Entre outras faltas graves, conforme apurou a perícia determinada pelo juízo de primeira instância, o recorrente majorou irregularmente a própria remuneração, convertendo para reais a parte variável de seu salário com base em taxas de câmbio não-oficiais, sem consentimento da matriz alemã. Só essa operação provocou perdas de quase R$ 30 mil à empresa.

Em seu voto, o relator do acórdão no TRT, juiz convocado Luiz Felipe Paim da Luz Bruno Lobo, observou que, nos seus 15 anos de exercício da Magistratura, o processo em questão “reflete o mais agudo caso já examinado de abuso de fidúcia por parte daquele que, fazendo as vezes do empregador, seria o depositário de um amplo mandato de boa e fiel gestão”. Para o magistrado, “a ação proposta e o respectivo recurso nada mais são do que extensão de um comportamental amoral de autoria do obreiro”.

Reação

No recurso, o reclamante sustentou que, ao analisar a justa causa, o juiz de primeira instância não levou em consideração a ausência de imediatidade. Alegou também que teria havido anuência da empresa com os atos supostamente faltosos, por intermédio do conselho consultivo e de 12 auditorias internas sucessivas, além de auditorias externas. Pleiteou ainda que fosse decretada a confissão da reclamada no que diz respeito aos fatos apurados nas auditorias, por não ter a empresa juntado ao processo os documentos relativos a elas. Atribuiu, por fim, à sua ex-empregadora, a violação ao artigo 474 da Consolidação das Leis do Trabalho (CLT). Sobre o laudo pericial, classificou-o de “imprestável”, afirmando que ele se limita a repetir o relatório de auditoria anexo à defesa apresentada pela ré e que teria sido feito sem que fosse lhe fosse dada ciência.

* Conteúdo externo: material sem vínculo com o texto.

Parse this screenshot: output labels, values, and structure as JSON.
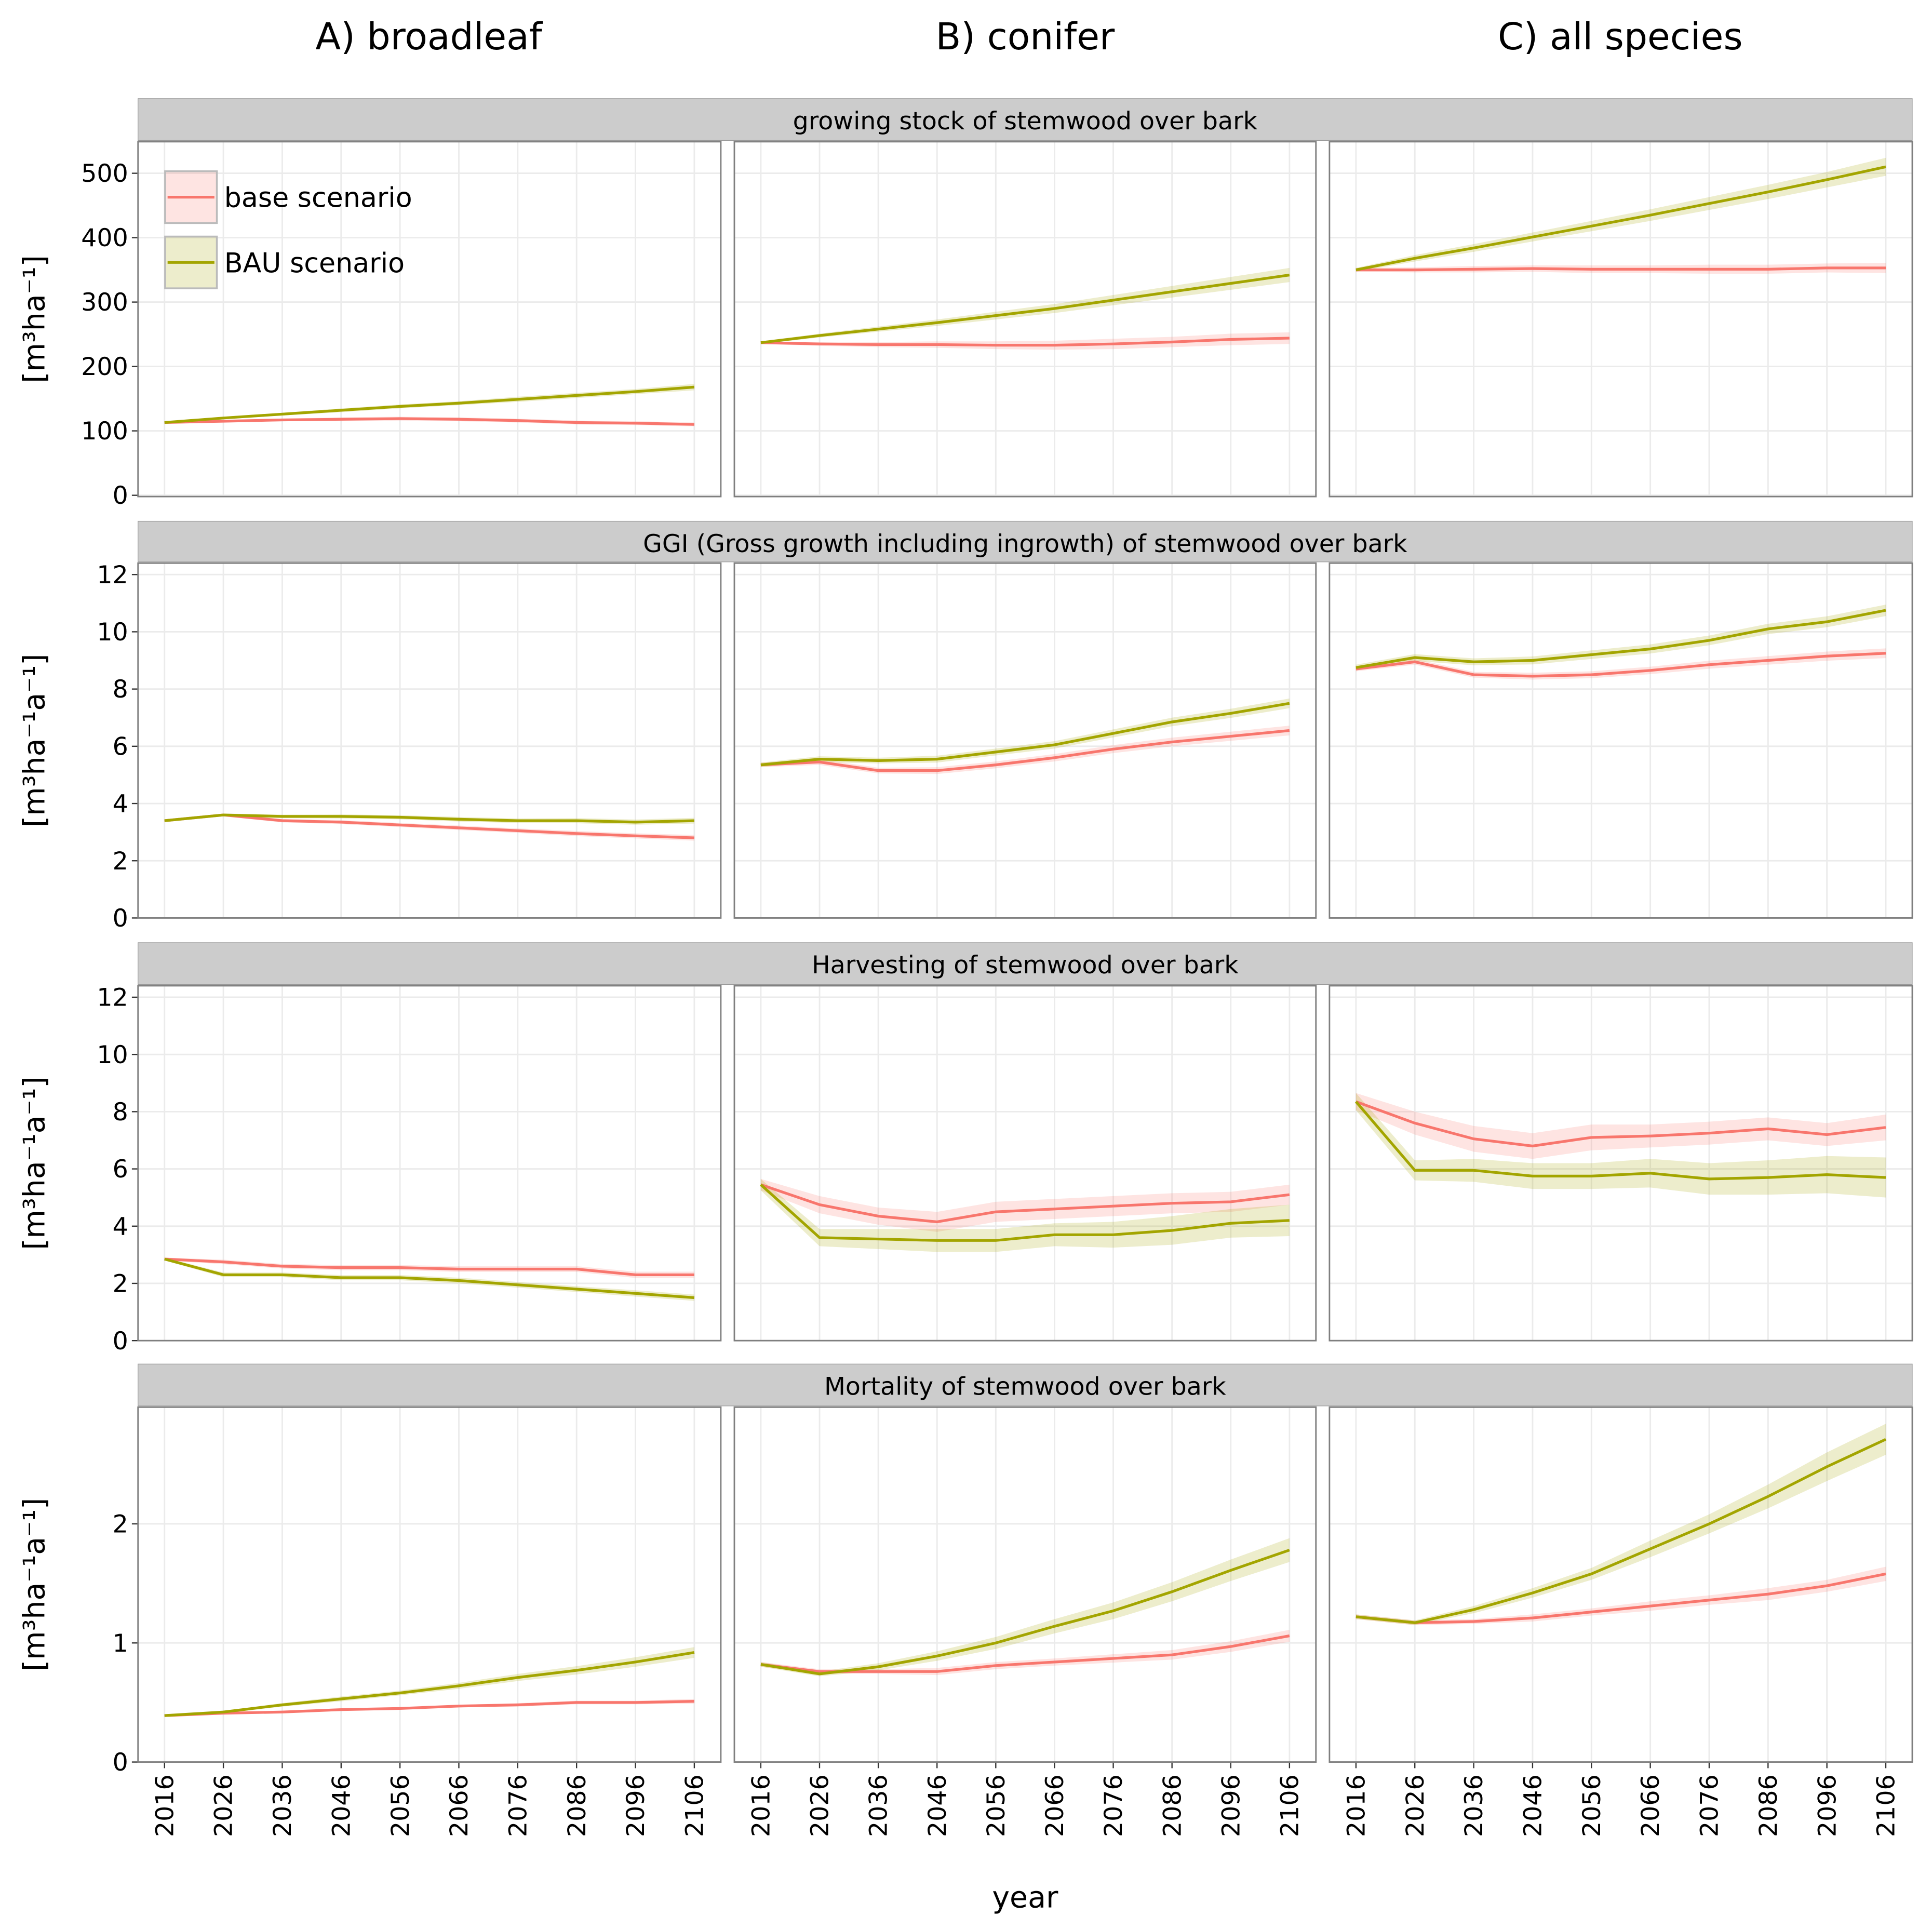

O juiz Lobo rechaçou de imediato a aplicação ao caso do artigo 474 da CLT. “A suspensão do empregado por mais de 30 dias consecutivos, que importa na rescisão injusta do contrato de trabalho, é aquela aplicada como penalidade em conseqüência de um ato faltoso”, observou o magistrado. Para ele, essa hipótese não se confunde com a suspensão do contrato, facultada ao empregador, para uma apuração correta dos fatos “com a qual pretenda o empregador evitar uma dispensa por justa causa sem fundamento”.

Quanto à imediatidade, o relator assinalou que também não se aplica ao caso, o qual envolveu, ponderou o juiz, um conjunto de fatos “inequivocamente complexo”, exigindo a suspensão do empregado e uma auditoria para uma apuração mais acertada. A alegação do reclamante, de que era fiscalizado por um conselho consultivo e que a empresa foi submetida a auditorias sucessivas, também não convenceu o juiz. No entendimento do magistrado, mesmo em condições assim não estava garantido à empresa saber de todos os atos do reclamante.

Sobre a aplicação da pena de confissão pela falta de juntada aos autos dos documentos internos que resultaram das auditorias, mais uma vez Lobo rejeitou os argumentos do trabalhador, “seja porquanto o processo do trabalho tem fase de cognição prevista, seja porquanto a existência de elementos reais afasta qualquer presunção”. Além disso, o relator lembrou que o Superior Tribunal de Justiça (STJ) tem decidido que goza de sigilo profissional “todo e qualquer relatório interno de auditoria”.

Perícia

“Não é fato que o laudo apenas repita o que constou do relatório anexo à defesa”, manifestou-se o magistrado, contestando a afirmação do autor a respeito do trabalho do perito. Para o juiz, o “expert” apenas conduziu seus trabalhos tomando por base o relatório de auditoria, “a fim de verificar a consistência de suas conclusões”. Lobo enfatizou ainda que o reclamante, por intermédio de seu assistente-técnico, pronunciou-se por duas vezes “de modo lacônico” sobre o laudo. “Em nenhuma das oportunidades manifestou insurgência ou sequer comunicou que não ficara ciente do início dos trabalhos do perito e da possibilidade de acompanhamento”, ponderou o relator.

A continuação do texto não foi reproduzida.